Translate

27/04/2014

O começo do finar

Olho para o copo.
Sei o que é um copo.
Um copo tal qual os outros que tenho guardados no armário.

Conheço-lhe a forma, 
sei o que se sente quando se pega nele, 
quando lhe encosto os lábios e sorvo o que lá vive.
É-me mais que familiar e mais que rotineiro.

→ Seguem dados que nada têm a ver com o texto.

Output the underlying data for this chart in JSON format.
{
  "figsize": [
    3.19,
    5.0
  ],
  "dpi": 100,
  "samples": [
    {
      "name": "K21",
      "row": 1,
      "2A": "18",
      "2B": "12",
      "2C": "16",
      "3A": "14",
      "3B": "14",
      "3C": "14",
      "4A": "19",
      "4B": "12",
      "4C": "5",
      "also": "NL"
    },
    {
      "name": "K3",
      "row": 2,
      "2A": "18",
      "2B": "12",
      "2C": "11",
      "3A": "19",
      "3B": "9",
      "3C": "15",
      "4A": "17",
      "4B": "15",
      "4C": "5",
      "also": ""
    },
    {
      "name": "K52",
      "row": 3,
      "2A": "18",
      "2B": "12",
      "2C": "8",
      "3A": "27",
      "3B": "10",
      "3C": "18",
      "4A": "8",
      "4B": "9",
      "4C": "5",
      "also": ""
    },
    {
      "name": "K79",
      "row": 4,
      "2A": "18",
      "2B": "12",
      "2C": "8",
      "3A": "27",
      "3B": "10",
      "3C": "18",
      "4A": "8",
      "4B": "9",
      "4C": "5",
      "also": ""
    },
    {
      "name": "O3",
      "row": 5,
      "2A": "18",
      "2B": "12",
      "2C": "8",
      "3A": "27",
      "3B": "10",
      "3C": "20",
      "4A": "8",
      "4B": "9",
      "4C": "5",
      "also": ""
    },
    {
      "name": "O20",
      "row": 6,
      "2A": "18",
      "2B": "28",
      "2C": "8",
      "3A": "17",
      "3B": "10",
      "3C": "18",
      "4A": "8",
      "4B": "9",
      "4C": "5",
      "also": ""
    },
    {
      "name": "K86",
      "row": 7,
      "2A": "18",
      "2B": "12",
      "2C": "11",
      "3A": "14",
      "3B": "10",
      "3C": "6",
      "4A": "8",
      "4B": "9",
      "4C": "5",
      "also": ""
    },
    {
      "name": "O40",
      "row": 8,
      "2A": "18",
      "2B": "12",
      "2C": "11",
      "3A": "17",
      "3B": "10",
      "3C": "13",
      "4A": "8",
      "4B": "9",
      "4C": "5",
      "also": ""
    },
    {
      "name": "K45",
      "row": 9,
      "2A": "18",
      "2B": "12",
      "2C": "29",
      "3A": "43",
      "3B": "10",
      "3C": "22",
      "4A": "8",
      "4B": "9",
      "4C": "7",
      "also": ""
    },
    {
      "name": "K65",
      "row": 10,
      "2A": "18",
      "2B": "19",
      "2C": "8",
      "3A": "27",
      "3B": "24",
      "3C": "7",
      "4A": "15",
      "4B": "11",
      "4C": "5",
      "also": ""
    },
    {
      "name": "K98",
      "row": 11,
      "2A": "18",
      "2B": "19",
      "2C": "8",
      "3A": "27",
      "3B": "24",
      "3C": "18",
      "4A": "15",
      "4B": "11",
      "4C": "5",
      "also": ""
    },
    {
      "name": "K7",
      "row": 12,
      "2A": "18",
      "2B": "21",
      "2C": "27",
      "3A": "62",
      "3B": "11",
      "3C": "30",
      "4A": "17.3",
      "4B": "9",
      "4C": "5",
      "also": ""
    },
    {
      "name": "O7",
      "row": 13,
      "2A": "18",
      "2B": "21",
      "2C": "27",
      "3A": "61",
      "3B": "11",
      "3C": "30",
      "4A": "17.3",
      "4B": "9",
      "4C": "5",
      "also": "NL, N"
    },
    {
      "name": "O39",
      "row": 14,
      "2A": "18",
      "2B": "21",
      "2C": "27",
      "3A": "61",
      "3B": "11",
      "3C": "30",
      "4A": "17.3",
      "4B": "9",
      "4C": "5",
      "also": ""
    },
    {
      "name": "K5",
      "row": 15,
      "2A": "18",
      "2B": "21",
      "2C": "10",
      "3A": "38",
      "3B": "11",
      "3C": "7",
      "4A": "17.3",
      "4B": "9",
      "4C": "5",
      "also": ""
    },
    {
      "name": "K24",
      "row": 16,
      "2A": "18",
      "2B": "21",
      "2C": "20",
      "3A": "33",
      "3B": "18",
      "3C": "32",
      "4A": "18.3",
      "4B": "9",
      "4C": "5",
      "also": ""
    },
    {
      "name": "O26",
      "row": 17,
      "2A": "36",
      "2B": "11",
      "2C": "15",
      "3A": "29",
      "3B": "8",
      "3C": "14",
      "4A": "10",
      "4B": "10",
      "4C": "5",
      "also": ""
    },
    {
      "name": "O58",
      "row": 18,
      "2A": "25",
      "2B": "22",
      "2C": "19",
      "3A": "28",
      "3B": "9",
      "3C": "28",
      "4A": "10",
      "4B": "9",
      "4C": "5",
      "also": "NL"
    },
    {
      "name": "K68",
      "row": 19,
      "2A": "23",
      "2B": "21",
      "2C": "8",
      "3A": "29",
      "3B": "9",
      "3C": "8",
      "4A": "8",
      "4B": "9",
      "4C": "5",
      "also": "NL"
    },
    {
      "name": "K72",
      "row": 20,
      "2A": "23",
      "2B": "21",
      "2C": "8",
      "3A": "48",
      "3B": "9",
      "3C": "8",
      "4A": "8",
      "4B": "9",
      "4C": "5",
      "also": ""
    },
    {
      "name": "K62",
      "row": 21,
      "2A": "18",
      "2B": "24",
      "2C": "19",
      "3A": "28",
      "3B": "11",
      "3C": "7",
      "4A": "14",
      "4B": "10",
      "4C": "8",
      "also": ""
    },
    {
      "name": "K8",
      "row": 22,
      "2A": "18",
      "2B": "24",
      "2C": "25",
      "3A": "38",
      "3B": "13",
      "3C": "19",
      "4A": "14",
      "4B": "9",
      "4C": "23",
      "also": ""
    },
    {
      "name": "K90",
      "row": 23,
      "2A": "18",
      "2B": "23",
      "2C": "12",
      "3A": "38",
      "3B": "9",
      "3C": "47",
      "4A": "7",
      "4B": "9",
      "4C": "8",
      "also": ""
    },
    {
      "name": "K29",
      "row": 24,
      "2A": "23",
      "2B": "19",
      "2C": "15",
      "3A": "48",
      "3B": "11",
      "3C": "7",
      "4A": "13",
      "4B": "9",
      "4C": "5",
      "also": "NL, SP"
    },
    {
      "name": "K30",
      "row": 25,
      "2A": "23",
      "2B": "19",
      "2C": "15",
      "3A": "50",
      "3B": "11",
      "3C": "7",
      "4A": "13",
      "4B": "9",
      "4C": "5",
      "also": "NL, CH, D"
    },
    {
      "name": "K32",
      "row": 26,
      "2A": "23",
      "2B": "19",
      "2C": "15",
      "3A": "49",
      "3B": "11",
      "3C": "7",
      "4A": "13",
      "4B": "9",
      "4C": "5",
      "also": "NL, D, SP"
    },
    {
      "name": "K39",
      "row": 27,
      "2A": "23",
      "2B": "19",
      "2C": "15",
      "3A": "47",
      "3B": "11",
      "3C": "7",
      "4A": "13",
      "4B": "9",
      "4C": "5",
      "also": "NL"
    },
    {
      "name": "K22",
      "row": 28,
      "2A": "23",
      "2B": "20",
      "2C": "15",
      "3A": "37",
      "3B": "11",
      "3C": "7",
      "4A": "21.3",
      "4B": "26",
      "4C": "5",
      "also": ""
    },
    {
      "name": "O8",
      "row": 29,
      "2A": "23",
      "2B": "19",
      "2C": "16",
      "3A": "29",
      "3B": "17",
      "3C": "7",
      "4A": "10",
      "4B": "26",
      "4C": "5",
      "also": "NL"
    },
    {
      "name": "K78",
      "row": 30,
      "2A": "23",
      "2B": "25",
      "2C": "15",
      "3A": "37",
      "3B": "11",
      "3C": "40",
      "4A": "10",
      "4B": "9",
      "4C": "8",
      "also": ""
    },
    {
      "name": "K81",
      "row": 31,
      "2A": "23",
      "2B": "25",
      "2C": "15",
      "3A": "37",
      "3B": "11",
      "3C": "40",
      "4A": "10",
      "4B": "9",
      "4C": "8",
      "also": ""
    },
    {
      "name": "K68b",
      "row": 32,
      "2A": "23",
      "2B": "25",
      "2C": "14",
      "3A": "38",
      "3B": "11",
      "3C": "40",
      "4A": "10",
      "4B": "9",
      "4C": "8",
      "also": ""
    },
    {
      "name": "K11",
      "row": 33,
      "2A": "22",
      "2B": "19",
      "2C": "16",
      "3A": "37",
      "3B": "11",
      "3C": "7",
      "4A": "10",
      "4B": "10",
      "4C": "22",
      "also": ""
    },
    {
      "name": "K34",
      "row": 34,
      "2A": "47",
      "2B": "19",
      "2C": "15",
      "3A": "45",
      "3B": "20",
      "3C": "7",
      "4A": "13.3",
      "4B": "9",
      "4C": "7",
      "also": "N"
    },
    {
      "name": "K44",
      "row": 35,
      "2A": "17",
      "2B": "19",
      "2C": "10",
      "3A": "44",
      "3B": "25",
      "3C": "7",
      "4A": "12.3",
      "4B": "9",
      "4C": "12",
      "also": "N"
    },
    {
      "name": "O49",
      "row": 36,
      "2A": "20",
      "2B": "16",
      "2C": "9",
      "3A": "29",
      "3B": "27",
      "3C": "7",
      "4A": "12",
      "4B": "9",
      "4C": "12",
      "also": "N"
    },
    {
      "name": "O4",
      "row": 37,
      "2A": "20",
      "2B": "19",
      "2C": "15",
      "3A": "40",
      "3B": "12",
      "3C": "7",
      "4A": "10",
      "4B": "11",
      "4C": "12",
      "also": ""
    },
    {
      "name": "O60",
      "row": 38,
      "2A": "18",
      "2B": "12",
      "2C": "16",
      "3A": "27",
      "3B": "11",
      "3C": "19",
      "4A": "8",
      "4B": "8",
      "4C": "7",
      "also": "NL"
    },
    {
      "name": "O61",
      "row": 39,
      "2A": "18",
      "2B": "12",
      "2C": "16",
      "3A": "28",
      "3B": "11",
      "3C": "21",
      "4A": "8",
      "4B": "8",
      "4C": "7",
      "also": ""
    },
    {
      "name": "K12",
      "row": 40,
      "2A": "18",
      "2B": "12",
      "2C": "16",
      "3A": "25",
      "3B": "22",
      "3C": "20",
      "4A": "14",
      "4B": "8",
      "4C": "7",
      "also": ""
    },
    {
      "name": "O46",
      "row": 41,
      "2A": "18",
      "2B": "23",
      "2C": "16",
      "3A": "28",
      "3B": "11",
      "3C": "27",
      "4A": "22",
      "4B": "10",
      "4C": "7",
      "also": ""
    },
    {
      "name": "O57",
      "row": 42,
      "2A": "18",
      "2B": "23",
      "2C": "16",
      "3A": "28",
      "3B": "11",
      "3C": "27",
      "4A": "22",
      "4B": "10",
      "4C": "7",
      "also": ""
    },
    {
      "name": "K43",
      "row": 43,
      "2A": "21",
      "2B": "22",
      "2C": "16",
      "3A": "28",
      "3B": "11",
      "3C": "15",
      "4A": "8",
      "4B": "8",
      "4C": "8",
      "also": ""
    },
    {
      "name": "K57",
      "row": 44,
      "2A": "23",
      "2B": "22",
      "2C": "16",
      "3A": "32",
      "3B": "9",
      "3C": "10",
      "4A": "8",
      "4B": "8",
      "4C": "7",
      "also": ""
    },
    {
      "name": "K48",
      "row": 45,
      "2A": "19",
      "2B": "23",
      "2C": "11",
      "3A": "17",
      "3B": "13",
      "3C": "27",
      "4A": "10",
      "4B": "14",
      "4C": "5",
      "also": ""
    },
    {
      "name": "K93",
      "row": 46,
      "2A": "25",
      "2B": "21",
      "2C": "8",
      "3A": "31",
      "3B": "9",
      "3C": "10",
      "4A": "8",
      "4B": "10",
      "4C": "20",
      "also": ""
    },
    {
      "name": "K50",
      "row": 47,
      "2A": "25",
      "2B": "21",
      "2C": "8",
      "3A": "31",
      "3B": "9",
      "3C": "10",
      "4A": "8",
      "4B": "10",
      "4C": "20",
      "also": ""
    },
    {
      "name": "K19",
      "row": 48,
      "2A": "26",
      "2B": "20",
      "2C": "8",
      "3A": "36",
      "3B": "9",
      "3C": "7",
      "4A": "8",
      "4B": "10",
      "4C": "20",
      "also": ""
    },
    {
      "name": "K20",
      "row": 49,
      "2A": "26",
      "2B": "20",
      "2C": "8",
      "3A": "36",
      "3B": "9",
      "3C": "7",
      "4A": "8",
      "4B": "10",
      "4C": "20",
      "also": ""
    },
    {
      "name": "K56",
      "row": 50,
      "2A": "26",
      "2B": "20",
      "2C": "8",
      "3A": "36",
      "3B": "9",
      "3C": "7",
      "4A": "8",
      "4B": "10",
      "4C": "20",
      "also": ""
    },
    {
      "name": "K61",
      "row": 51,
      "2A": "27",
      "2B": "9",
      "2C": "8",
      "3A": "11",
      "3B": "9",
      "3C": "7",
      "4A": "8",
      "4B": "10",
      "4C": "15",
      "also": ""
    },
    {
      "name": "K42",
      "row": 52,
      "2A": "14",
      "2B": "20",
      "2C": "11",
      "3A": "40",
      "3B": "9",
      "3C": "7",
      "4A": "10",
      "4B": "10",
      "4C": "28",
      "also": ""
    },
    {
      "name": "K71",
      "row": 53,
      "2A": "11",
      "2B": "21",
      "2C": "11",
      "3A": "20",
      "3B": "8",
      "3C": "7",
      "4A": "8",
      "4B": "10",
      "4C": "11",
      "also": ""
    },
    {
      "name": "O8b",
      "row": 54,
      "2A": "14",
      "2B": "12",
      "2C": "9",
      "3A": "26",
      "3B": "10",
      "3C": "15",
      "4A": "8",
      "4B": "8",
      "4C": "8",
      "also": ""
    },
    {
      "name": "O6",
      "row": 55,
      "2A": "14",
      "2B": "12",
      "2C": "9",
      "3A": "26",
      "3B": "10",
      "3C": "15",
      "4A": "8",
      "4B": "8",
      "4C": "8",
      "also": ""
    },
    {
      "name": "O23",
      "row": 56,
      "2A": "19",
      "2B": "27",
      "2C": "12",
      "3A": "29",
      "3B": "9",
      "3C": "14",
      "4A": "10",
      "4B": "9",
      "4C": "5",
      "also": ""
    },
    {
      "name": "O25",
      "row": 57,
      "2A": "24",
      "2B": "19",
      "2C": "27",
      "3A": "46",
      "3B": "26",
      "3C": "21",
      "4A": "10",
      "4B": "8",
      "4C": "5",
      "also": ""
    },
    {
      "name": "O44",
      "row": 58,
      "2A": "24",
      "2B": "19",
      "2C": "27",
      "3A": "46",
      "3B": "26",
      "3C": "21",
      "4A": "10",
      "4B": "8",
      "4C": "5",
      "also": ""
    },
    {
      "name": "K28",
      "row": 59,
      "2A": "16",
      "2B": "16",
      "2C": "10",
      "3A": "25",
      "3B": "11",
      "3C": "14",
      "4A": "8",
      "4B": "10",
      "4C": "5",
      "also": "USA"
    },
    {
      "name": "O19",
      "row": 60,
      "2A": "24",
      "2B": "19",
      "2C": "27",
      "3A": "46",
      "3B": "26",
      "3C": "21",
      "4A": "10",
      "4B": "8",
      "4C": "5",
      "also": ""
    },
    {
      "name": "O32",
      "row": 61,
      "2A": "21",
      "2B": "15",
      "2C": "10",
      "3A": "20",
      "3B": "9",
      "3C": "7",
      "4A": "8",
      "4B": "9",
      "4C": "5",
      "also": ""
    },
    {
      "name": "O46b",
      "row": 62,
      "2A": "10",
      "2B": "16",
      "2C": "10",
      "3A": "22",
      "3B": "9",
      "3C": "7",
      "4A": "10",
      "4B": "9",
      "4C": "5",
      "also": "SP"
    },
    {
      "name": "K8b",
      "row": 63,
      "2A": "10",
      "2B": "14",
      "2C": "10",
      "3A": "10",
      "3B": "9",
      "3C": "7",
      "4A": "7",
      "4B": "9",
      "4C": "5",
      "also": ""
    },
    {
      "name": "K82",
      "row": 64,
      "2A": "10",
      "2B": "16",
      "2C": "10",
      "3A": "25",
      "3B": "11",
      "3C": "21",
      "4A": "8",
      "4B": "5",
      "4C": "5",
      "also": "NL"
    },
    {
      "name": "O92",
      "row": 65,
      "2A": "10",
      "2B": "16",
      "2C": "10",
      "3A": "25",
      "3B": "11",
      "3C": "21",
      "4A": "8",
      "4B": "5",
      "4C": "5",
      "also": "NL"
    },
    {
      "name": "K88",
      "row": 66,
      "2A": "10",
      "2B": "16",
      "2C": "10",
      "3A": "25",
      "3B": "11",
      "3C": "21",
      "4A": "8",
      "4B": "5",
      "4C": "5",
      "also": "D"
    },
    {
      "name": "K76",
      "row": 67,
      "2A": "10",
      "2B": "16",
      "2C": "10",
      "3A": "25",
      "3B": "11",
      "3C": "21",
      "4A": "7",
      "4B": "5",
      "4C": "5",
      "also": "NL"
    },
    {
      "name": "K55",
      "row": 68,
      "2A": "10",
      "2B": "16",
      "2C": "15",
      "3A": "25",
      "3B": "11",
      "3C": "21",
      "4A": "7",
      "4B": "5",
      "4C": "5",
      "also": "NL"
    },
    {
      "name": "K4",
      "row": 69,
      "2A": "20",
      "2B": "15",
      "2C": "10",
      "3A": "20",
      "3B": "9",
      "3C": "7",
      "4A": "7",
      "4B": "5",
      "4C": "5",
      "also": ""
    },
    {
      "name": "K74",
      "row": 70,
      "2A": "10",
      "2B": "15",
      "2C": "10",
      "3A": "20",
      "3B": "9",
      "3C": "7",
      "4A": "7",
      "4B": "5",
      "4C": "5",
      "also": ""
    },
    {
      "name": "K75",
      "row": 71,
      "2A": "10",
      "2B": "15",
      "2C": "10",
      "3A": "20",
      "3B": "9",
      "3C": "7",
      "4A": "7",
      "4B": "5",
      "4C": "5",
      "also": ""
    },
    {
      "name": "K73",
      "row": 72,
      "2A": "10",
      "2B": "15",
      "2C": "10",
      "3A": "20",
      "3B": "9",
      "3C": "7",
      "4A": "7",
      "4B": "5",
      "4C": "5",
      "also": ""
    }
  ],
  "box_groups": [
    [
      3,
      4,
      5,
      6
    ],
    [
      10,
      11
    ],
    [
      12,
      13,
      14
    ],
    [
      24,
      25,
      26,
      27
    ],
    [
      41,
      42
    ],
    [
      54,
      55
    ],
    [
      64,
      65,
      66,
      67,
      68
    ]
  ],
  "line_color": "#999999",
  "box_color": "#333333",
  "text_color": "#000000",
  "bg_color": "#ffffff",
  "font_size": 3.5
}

No entanto eu hoje ao acordar senti sede, 
fui à cozinha para beber água,
abri a torneira e fui à porta do armário branco.
Fiquei a olhar para aquilo onde se coloca a algo para beber...
Não consegui proferir o seu nome!

Ao som da água a escorrer solta e liberta,
tentei lutar contra mim!
Saber como se diz "copo".
Não era já dono da minha consciência e mente;
compreendi.

Notastes a minha ausência na cama, 
vieste em socorro, 
presenciaste tudo.
Sentei-te e sorrio uma vez só aos teus olhos de águas crescentes.
Abracei-te.
Em silêncio notado restámos.
A doença começa a tirar-me de dentro de mim.
Como disse o tal especialista em Alzheimer, 
temos de nos preparar.

Início o processo de decadência,
da demência que me vai levar à escuridão do esquecimento 
do meu rosto em qualquer reflexo.

De súbito a tua mão ainda quente da cama
afaga-me a testa em ofertado carinho nascente.
O meu olhar volta a ser teu.
Só uma frase em sentença nas minhas palavras 
de voz trémula e sem desejar assustar-te, 
sai da minha boca:

- "O meu maior medo no peito é não me lembrar de ti!"